The same thing happens when I try the pbkdf2 sha256 example hash:
Code:
sudo ./hashcat64.bin -m 10000 -a 0 -p $ pbkdf2_sha256$20000$H0dPx8NeajVu$GiC4k5kqbbR9qWBlsRgDywNqC2vd9kqfk7zdorEnNas= wordlists/realuniq.dict

Code:
Hash 'pbkdf2_sha2560000=': Separator unmatched

No hashes loaded.

I then replaced the $ signs with : and stopped overwriting the default separator and got the same issue:
Code:
sudo ./hashcat64.bin -m 10000 -a 0 pbkdf2_sha256:20000:H0dPx8NeajVu:GiC4k5kqbbR9qWBlsRgDywNqC2vd9kqfk7zdorEnNas= wordlists/realuniq.dict

The hash in the error looks slightly better formed this time around but the error still exists:

Code:
Hash 'pbkdf2_sha256:20000:H0dPx8NeajVu:GiC4k5kqbbR9qWBlsRgDywNqC2vd9kqfk7zdorEnNas=': Separator unmatched

No hashes loaded.


This is obviously something simple I'm doing wrong, do I need to do any sort of sanitisation/re formatting of the hash before running it through hashcat?
Reply
#2
Hashes containing '$' need to be enclosed in single quotes on the Unix commandline.

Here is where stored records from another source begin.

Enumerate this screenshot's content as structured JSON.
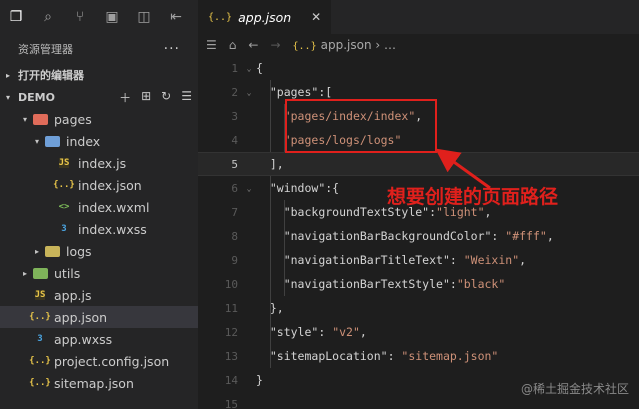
{
  "sidebar": {
    "title": "资源管理器",
    "more": "···",
    "open_editors_label": "打开的编辑器",
    "project_label": "DEMO",
    "tree": [
      {
        "label": "pages",
        "indent": 1,
        "twist": "▾",
        "icon": "folder-red"
      },
      {
        "label": "index",
        "indent": 2,
        "twist": "▾",
        "icon": "folder-blue"
      },
      {
        "label": "index.js",
        "indent": 3,
        "twist": "",
        "icon": "js"
      },
      {
        "label": "index.json",
        "indent": 3,
        "twist": "",
        "icon": "json"
      },
      {
        "label": "index.wxml",
        "indent": 3,
        "twist": "",
        "icon": "wxml"
      },
      {
        "label": "index.wxss",
        "indent": 3,
        "twist": "",
        "icon": "wxss"
      },
      {
        "label": "logs",
        "indent": 2,
        "twist": "▸",
        "icon": "folder-yellow"
      },
      {
        "label": "utils",
        "indent": 1,
        "twist": "▸",
        "icon": "folder-green"
      },
      {
        "label": "app.js",
        "indent": 1,
        "twist": "",
        "icon": "js"
      },
      {
        "label": "app.json",
        "indent": 1,
        "twist": "",
        "icon": "json",
        "selected": true
      },
      {
        "label": "app.wxss",
        "indent": 1,
        "twist": "",
        "icon": "wxss"
      },
      {
        "label": "project.config.json",
        "indent": 1,
        "twist": "",
        "icon": "json"
      },
      {
        "label": "sitemap.json",
        "indent": 1,
        "twist": "",
        "icon": "json"
      }
    ]
  },
  "editor": {
    "tab_label": "app.json",
    "tab_icon": "{..}",
    "breadcrumb_file": "app.json",
    "breadcrumb_more": "…",
    "current_line": 5,
    "lines": [
      {
        "n": 1,
        "text": "{"
      },
      {
        "n": 2,
        "text": "  \"pages\":["
      },
      {
        "n": 3,
        "text": "    \"pages/index/index\","
      },
      {
        "n": 4,
        "text": "    \"pages/logs/logs\""
      },
      {
        "n": 5,
        "text": "  ],"
      },
      {
        "n": 6,
        "text": "  \"window\":{"
      },
      {
        "n": 7,
        "text": "    \"backgroundTextStyle\":\"light\","
      },
      {
        "n": 8,
        "text": "    \"navigationBarBackgroundColor\": \"#fff\","
      },
      {
        "n": 9,
        "text": "    \"navigationBarTitleText\": \"Weixin\","
      },
      {
        "n": 10,
        "text": "    \"navigationBarTextStyle\":\"black\""
      },
      {
        "n": 11,
        "text": "  },"
      },
      {
        "n": 12,
        "text": "  \"style\": \"v2\","
      },
      {
        "n": 13,
        "text": "  \"sitemapLocation\": \"sitemap.json\""
      },
      {
        "n": 14,
        "text": "}"
      },
      {
        "n": 15,
        "text": ""
      }
    ]
  },
  "annotation": {
    "text": "想要创建的页面路径",
    "color": "#e0201c"
  },
  "watermark": "@稀土掘金技术社区",
  "colors": {
    "background": "#1e1e1e",
    "sidebar": "#252526",
    "string": "#ce9178",
    "accent_red": "#e0201c"
  }
}
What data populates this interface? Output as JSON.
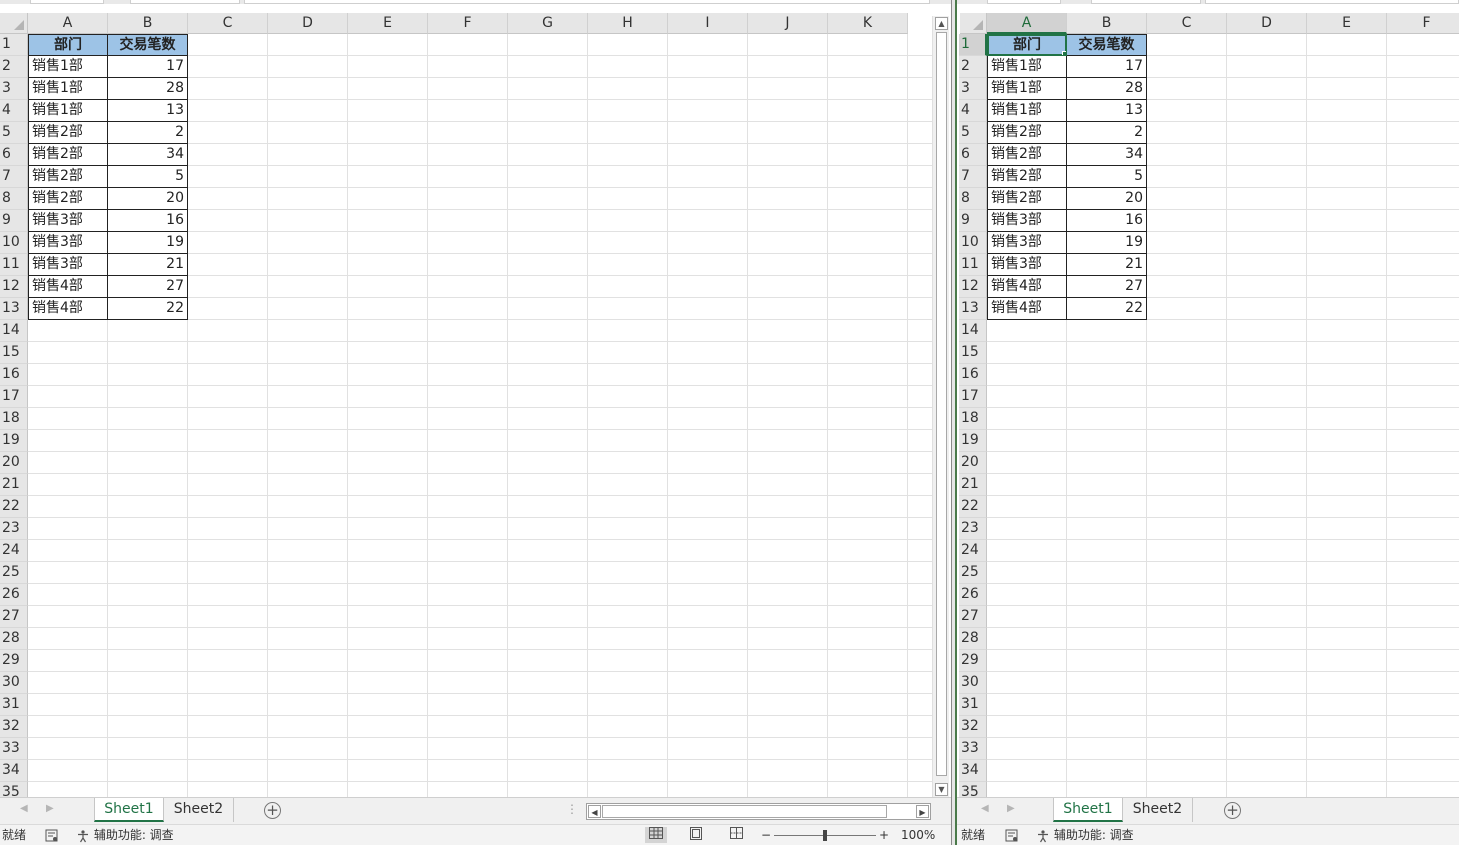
{
  "columns_left": [
    "A",
    "B",
    "C",
    "D",
    "E",
    "F",
    "G",
    "H",
    "I",
    "J",
    "K"
  ],
  "columns_right": [
    "A",
    "B",
    "C",
    "D",
    "E",
    "F"
  ],
  "rows": [
    "1",
    "2",
    "3",
    "4",
    "5",
    "6",
    "7",
    "8",
    "9",
    "10",
    "11",
    "12",
    "13",
    "14",
    "15",
    "16",
    "17",
    "18",
    "19",
    "20",
    "21",
    "22",
    "23",
    "24",
    "25",
    "26",
    "27",
    "28",
    "29",
    "30",
    "31",
    "32",
    "33",
    "34",
    "35"
  ],
  "table": {
    "headers": [
      "部门",
      "交易笔数"
    ],
    "rows": [
      [
        "销售1部",
        "17"
      ],
      [
        "销售1部",
        "28"
      ],
      [
        "销售1部",
        "13"
      ],
      [
        "销售2部",
        "2"
      ],
      [
        "销售2部",
        "34"
      ],
      [
        "销售2部",
        "5"
      ],
      [
        "销售2部",
        "20"
      ],
      [
        "销售3部",
        "16"
      ],
      [
        "销售3部",
        "19"
      ],
      [
        "销售3部",
        "21"
      ],
      [
        "销售4部",
        "27"
      ],
      [
        "销售4部",
        "22"
      ]
    ]
  },
  "sheets": [
    "Sheet1",
    "Sheet2"
  ],
  "active_sheet": "Sheet1",
  "status": {
    "ready": "就绪",
    "accessibility": "辅助功能: 调查",
    "zoom": "100%",
    "zoom_minus": "−",
    "zoom_plus": "+"
  },
  "icons": {
    "add_sheet": "plus-circle-icon",
    "scroll_left": "chevron-left-icon",
    "scroll_right": "chevron-right-icon"
  },
  "colors": {
    "header_fill": "#9dc3e6",
    "accent": "#217346",
    "grid": "#e1e1e1"
  }
}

This is because $[string] is a way to do variable substitution in bash and related shells.

Once you fix that, you won't need to specify the separator on the commandline.
~
Reply
#3
(03-16-2019, 08:10 PM)royce Wrote: Hashes containing '$' need to be enclosed in single quotes  on the Unix commandline.

Once you do that, you also shouldn't need to specify the separator on the commandline.

Ah of course, thank you!
Reply
#4
(03-16-2019, 08:10 PM)royce Wrote: Hashes containing '$' need to be enclosed in single quotes  on the Unix commandline. This is because $[string] is a way to do variable substitution in bash and related shells.

Once you fix that, you won't need to specify the separator on the commandline.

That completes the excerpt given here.